4. The Joke Characters (The Absurdists): This category pushes MUGEN into performance art. Consider "Shin Godzilla" – a character whose sprite is the entire skyscraper-sized monster, occupying 90% of the screen. Or "Friendly Cop," who does no damage and simply gives the opponent a stern talking-to. Or "F1 Fighter," whose only move is to press the F1 key on your keyboard, instantly defeating the opponent. These characters mock the very premise of competitive fighting games, reducing health bars and frame data to punchlines.
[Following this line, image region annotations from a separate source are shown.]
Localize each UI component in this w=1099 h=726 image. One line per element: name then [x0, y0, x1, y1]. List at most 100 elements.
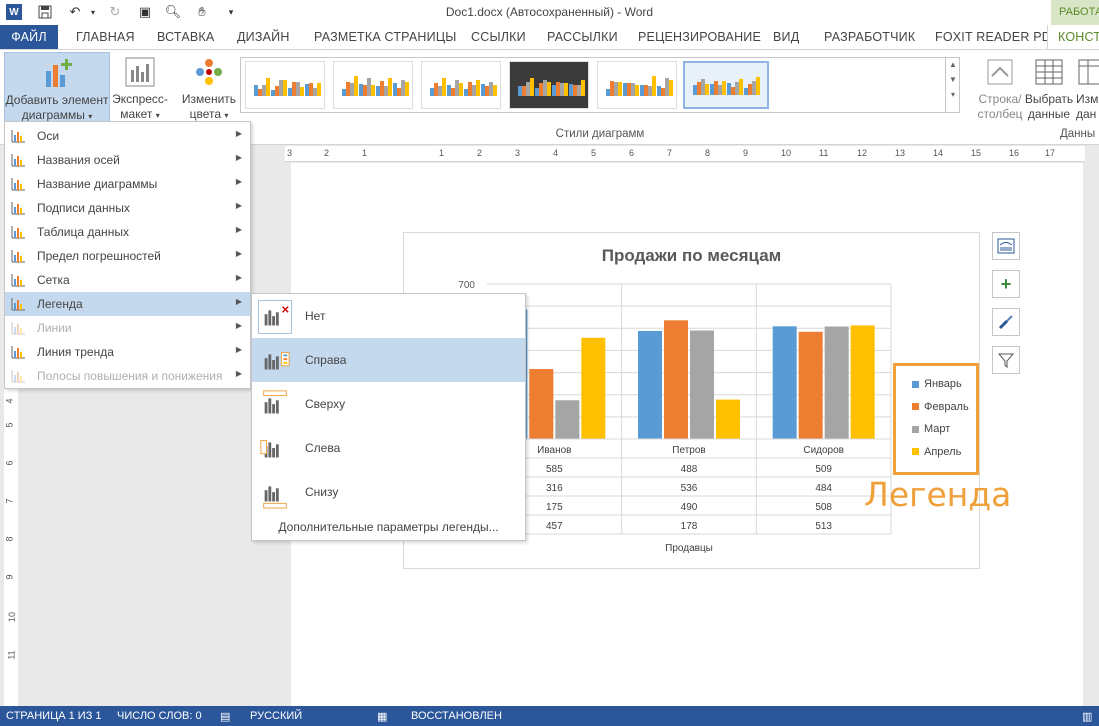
tab-developer[interactable]: РАЗРАБОТЧИК	[824, 25, 915, 49]
menu-item-error-bars[interactable]: Предел погрешностей ▶	[5, 244, 250, 268]
more-legend-options[interactable]: Дополнительные параметры легенды...	[252, 520, 525, 534]
bar-Апрель-Петров[interactable]	[716, 399, 740, 439]
bar-Март-Петров[interactable]	[690, 330, 714, 440]
legend-none-icon	[258, 300, 292, 334]
vruler-tick-label: 10	[7, 611, 18, 623]
menu-item-label: Подписи данных	[37, 201, 130, 215]
menu-item-label: Сетка	[37, 273, 70, 287]
legend-bottom-icon	[258, 476, 292, 510]
menu-item-data-labels[interactable]: Подписи данных ▶	[5, 196, 250, 220]
quick-layout-label: Экспресс-	[112, 92, 168, 106]
legend-option-left[interactable]: Слева	[252, 426, 525, 470]
legend-entry[interactable]: Март	[912, 423, 950, 435]
legend-option-right[interactable]: Справа	[252, 338, 525, 382]
vertical-ruler[interactable]: 4 5 6 7 8 9 10 11	[4, 380, 18, 706]
chart-style-1[interactable]	[245, 61, 325, 109]
change-colors-button[interactable]: Изменить цвета ▾	[178, 52, 240, 123]
bar-Март-Иванов[interactable]	[555, 400, 580, 439]
bar-Апрель-Сидоров[interactable]	[850, 325, 875, 439]
quick-layout-button[interactable]: Экспресс- макет ▾	[112, 52, 168, 123]
menu-item-trendline[interactable]: Линия тренда ▶	[5, 340, 250, 364]
tab-mailings[interactable]: РАССЫЛКИ	[547, 25, 618, 49]
chart-style-2[interactable]	[333, 61, 413, 109]
legend-option-bottom[interactable]: Снизу	[252, 470, 525, 514]
chart-style-5[interactable]	[597, 61, 677, 109]
proofing-icon[interactable]: ▤	[220, 710, 230, 723]
edit-data-button[interactable]: Изм дан	[1076, 56, 1099, 122]
menu-item-data-table[interactable]: Таблица данных ▶	[5, 220, 250, 244]
page-count[interactable]: СТРАНИЦА 1 ИЗ 1	[6, 710, 102, 722]
legend-option-top[interactable]: Сверху	[252, 382, 525, 426]
gallery-more-icon[interactable]: ▾	[946, 90, 960, 99]
data-table-cell: 513	[815, 521, 832, 532]
macro-icon[interactable]: ▦	[377, 710, 387, 723]
edit-data-label: Изм	[1076, 92, 1099, 106]
vruler-tick-label: 4	[4, 398, 15, 404]
change-colors-label-2: цвета	[189, 107, 222, 121]
legend-swatch	[912, 425, 919, 433]
bar-Январь-Петров[interactable]	[638, 330, 662, 439]
chart-styles-gallery[interactable]	[240, 57, 960, 113]
bar-Февраль-Сидоров[interactable]	[798, 331, 823, 439]
tab-insert[interactable]: ВСТАВКА	[157, 25, 214, 49]
restored-status: ВОССТАНОВЛЕН	[411, 710, 502, 722]
chart-legend[interactable]: Январь Февраль Март Апрель	[893, 363, 979, 475]
tab-references[interactable]: ССЫЛКИ	[471, 25, 526, 49]
switch-row-column-button[interactable]: Строка/ столбец	[972, 56, 1028, 122]
edit-data-label-2: дан	[1076, 107, 1097, 121]
menu-item-chart-title[interactable]: Название диаграммы ▶	[5, 172, 250, 196]
ruler-tick-label: 15	[971, 148, 982, 158]
bar-Апрель-Иванов[interactable]	[581, 337, 606, 439]
read-mode-icon[interactable]: ▥	[1082, 710, 1092, 723]
gallery-down-icon[interactable]: ▼	[946, 75, 960, 84]
tab-home[interactable]: ГЛАВНАЯ	[76, 25, 135, 49]
legend-option-none[interactable]: Нет	[252, 294, 525, 338]
tab-chart-design[interactable]: КОНСТ	[1047, 25, 1099, 49]
menu-item-axis-titles[interactable]: Названия осей ▶	[5, 148, 250, 172]
layout-options-button[interactable]	[992, 232, 1020, 260]
chart-style-6-selected[interactable]	[683, 61, 769, 109]
menu-item-gridlines[interactable]: Сетка ▶	[5, 268, 250, 292]
x-axis-title: Продавцы	[665, 543, 713, 554]
select-data-label-2: данные	[1027, 107, 1071, 121]
legend-label: Февраль	[924, 400, 969, 413]
bar-Февраль-Петров[interactable]	[664, 320, 688, 439]
legend-entry[interactable]: Январь	[912, 378, 962, 390]
chart-styles-button[interactable]	[992, 308, 1020, 336]
select-data-button[interactable]: Выбрать данные	[1024, 56, 1074, 122]
menu-item-label: Таблица данных	[37, 225, 129, 239]
chart-title[interactable]: Продажи по месяцам	[403, 246, 980, 266]
tab-layout[interactable]: РАЗМЕТКА СТРАНИЦЫ	[314, 25, 457, 49]
chart-elements-button[interactable]: +	[992, 270, 1020, 298]
add-chart-element-button[interactable]: Добавить элемент диаграммы ▾	[4, 52, 110, 122]
horizontal-ruler[interactable]: 3 2 1 1 2 3 4 5 6 7 8 9 10 11 12 13 14 15 16 17	[285, 146, 1085, 162]
gallery-scroll[interactable]: ▲ ▼ ▾	[945, 57, 960, 113]
tab-review[interactable]: РЕЦЕНЗИРОВАНИЕ	[638, 25, 761, 49]
chart-filters-button[interactable]	[992, 346, 1020, 374]
menu-item-label: Оси	[37, 129, 60, 143]
language[interactable]: РУССКИЙ	[250, 710, 302, 722]
title-bar: W ↶ ▾ ↻ ▣ 🔍︎ ✋︎ ▾ Doc1.docx (Автосохране…	[0, 0, 1099, 25]
submenu-arrow-icon: ▶	[235, 369, 242, 378]
data-table-cell: 509	[815, 464, 832, 475]
ruler-tick-label: 16	[1009, 148, 1020, 158]
word-count[interactable]: ЧИСЛО СЛОВ: 0	[117, 710, 202, 722]
tab-file[interactable]: ФАЙЛ	[0, 25, 58, 49]
bar-Февраль-Иванов[interactable]	[529, 369, 554, 439]
tab-design[interactable]: ДИЗАЙН	[237, 25, 290, 49]
chart-style-4[interactable]	[509, 61, 589, 109]
bar-Март-Сидоров[interactable]	[824, 326, 849, 439]
legend-entry[interactable]: Апрель	[912, 446, 961, 458]
vruler-tick-label: 7	[4, 498, 15, 504]
paintbrush-icon	[998, 315, 1013, 330]
gallery-up-icon[interactable]: ▲	[946, 60, 960, 69]
tab-foxit[interactable]: FOXIT READER PDF	[935, 25, 1059, 49]
legend-entry[interactable]: Февраль	[912, 401, 969, 413]
tab-view[interactable]: ВИД	[773, 25, 799, 49]
menu-item-axes[interactable]: Оси ▶	[5, 124, 250, 148]
bar-Январь-Сидоров[interactable]	[772, 326, 797, 439]
legend-option-label: Нет	[305, 309, 326, 323]
switch-row-column-label-2: столбец	[977, 107, 1023, 121]
menu-item-legend[interactable]: Легенда ▶	[5, 292, 250, 316]
chart-style-3[interactable]	[421, 61, 501, 109]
They are the engine’s id, its chaotic, humorous heart. The Anime Invasion
5. The Broken & The Cheap (The Nihilists): Every MUGEN veteran knows the horror of downloading a character with a file size of 2KB. These are the "cheap" characters: beings with infinite life, attacks that cover the entire screen, moves that crash the game, or AI that blocks everything and counters with a single, unavoidable touch of death. Characters like "Rugal Bernstein" from various broken edits or the infamous "Iroha" with her full-screen instant kill embody this tier. They are not meant to be fought; they are meant to be endured, a form of digital penance that tests the limits of the engine and the player’s patience.
Before diving into the meme lords and reality warpers, it is essential to acknowledge the backbone of the MUGEN community: the faithful recreations.